The Most Romantic Love Letters Ever Written

Love Letters

In today’s digital age, romance is all memes and gifs so it’s hard to believe there was a time when writing a love letter was the most chivalrous way to win someone over. Valentine’s Day is fast approaching and here in the One4all HQ we’ve been looking for inspiration on what to scrawl inside our cards and have turned to masters of words like Ernest Hemingway, Frida Kahlo and Johnny Cash.

Here’s a masterclass in how to say ‘I love you’ from the most romantic love letters ever written.  

1. Johnny Cash in a letter to June Carter in 1994

‘Happy Birthday Princess, we get old and get used to each other. We think alike. We read each other’s minds. We know what the other wants without asking. Sometimes we irritate each a little bit. Maybe sometimes take each other for granted. But once in awhile, like today, I meditate on it and realise how lucky I am to share my life with the greatest woman I ever met. You still fascinate and inspire me. You influence me for the better. You’re the object of my desire, the #1 Earthly reason for me existence. I love you very much.’

2. Napoleon Bonaparte sends his love to Joséphine de Beauharnais in 1796

‘Since I left you, I have been constantly depressed. My happiness is to be near you. Incessantly I live over in my memory your caresses, your tears, your affectionate solicitude. The charms of the incomparable Joséphine kindle continually a burning and a glowing flame in my heart. When, free from all solicitude, all harassing care, shall I be able to pass all my time with you, having only to love you, and to think only of the happiness of so saying, and of proving it to you?’

3. Winston Churchill in a letter to his wife Clementine Churchill in 1935

‘Time passes swiftly but is it not joyous to see how great and growing is the treasure we have gathered together, amid the storms and stresses of so many eventful and, to millions, tragic and terrible years.’

4. Ernest Hemingway professes his love to Marlene Dietrich in 1951

‘I can’t say how every time I ever put my arms around you, I felt that I was home. Nor too many things. But we were always cheerful and jokers together.’  

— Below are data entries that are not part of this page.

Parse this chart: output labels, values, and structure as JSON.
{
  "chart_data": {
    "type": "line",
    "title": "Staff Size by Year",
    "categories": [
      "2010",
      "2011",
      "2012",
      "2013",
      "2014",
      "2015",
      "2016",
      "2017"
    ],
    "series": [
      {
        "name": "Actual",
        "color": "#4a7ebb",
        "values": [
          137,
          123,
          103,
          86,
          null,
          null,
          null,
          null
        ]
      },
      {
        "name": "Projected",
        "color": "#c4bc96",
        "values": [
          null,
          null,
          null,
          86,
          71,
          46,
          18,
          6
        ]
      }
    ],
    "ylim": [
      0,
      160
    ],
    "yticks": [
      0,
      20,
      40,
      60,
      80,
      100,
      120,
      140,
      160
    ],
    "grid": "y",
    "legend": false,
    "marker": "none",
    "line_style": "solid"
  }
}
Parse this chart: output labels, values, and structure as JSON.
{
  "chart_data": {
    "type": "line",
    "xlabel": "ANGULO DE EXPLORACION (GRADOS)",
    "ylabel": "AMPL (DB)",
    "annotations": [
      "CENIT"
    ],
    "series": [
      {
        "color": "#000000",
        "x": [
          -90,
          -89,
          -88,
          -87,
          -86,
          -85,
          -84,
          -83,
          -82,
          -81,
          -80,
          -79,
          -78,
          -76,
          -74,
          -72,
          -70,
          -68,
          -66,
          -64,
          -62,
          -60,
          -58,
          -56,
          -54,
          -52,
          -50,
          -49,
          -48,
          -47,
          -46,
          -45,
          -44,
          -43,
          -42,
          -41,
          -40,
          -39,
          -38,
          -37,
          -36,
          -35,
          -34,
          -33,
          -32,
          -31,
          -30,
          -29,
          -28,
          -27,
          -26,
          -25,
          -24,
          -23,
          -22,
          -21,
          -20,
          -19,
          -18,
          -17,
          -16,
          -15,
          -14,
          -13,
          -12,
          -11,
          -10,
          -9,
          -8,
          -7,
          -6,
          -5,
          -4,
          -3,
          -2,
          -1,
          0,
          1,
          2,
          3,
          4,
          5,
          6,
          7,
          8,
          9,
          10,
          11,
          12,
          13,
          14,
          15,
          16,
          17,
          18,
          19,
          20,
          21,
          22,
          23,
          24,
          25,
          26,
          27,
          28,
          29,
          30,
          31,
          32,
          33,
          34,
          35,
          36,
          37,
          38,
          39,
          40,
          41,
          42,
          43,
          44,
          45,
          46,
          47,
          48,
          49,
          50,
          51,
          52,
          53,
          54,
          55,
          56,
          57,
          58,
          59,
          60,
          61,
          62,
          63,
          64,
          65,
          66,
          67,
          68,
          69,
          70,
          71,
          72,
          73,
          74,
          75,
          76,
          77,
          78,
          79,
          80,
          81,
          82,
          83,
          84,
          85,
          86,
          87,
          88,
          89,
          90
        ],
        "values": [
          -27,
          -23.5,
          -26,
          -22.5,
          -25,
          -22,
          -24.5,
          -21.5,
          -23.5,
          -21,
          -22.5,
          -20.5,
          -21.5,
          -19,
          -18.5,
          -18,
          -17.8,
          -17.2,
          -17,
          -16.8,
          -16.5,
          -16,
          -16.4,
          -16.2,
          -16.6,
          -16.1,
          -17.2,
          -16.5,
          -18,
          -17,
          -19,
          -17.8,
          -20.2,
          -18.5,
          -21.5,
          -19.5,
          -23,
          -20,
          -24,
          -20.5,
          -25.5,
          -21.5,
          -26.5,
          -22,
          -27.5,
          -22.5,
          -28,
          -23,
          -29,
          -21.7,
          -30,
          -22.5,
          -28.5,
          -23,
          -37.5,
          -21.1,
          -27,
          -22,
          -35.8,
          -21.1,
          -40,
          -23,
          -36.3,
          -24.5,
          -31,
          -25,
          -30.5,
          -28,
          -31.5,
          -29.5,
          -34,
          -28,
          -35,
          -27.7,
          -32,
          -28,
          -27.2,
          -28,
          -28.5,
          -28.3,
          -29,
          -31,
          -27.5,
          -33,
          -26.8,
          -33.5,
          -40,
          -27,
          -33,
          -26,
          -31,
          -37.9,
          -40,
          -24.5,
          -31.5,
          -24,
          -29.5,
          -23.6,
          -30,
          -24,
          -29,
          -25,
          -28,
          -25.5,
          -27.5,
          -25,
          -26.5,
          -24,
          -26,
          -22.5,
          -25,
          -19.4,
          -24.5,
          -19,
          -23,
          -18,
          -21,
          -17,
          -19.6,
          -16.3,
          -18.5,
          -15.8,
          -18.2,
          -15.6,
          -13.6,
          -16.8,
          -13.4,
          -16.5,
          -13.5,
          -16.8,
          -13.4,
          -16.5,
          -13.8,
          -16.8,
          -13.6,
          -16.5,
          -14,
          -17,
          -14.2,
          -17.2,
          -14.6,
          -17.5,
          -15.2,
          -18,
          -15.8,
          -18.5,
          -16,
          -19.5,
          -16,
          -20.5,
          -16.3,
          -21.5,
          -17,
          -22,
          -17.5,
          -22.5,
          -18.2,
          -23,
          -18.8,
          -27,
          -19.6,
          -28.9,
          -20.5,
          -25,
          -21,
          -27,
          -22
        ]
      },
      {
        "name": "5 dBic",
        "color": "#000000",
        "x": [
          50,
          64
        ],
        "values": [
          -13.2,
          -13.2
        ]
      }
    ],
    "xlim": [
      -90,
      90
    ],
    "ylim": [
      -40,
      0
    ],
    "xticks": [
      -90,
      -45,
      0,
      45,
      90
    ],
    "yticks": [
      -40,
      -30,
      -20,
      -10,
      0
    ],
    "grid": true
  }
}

5. Frida Kahlo in a letter to her husband Diego Rivera

‘Nothing compares to your hands, nothing like the green-gold of your eyes. My body is filled with you for days and days. You are the mirror of the night. The violent flash of lightning. The dampness of the earth. The hollow of your armpits is my shelter. My fingers touch your blood. All my joy is to feel life spring from your flower-fountain that mine keeps to feel all the paths of my nerves which are yours.’

6. George H. Bush envisions his future with wife Barbara Bush

‘This should be a very easy letter to write – words should come easily and in short it should be simple for me to tell you how desperately happy I was to open the paper and see the announcement of our engagement, but somehow I can’t possibly say all in a letter I should like to. I love you, precious, with all my heart and to know that you love me means my life. How often I have thought about the immeasurable joy that will be ours some day. How lucky our children will be to have a mother like you…’

7. Richard Burton tells Elizabeth Taylor of her beauty in 1964

‘You don’t realise of course, E.B., how fascinatingly beautiful you have always been, and how strangely you have acquired an added and special and dangerous loveliness.’

8. John Keats tells next door neighbour Fanny Brawne he cannot live without her in 1819

‘My love has made me selfish. I cannot exist without you – I am forgetful of everything but seeing you again.’

9. Oscar Wilde in a letter to Lord Alfred Douglas

‘Everyone is furious with me for going back to you, but they don’t understand us. I feel that it is only with you that I can do anything at all. Do remake my ruined life for me, and then our friendship and love will have a different meaning to the world. I wish that when we met at Rouen we had not parted at all. There are such wide abysses now of space and land between us. But we love each other.’

10. Beethoven to his ‘Immortal Beloved’, whose identity remains a mystery

‘Love demands everything and that very justly – thus it is to me with you, and you with me.’

11. King Henry VIII expresses his love for Anne Boleyn in 1527

‘I beg to know expressly your intention touching the love between us.’

12. Ronald Reagan expresses his undying love for wife Nancy Reagan in 1972

‘The important thing is I don’t want to be without you for the next 20 years, or 40, or however many there are. I’ve gotten very used to being happy and I love you very much indeed.’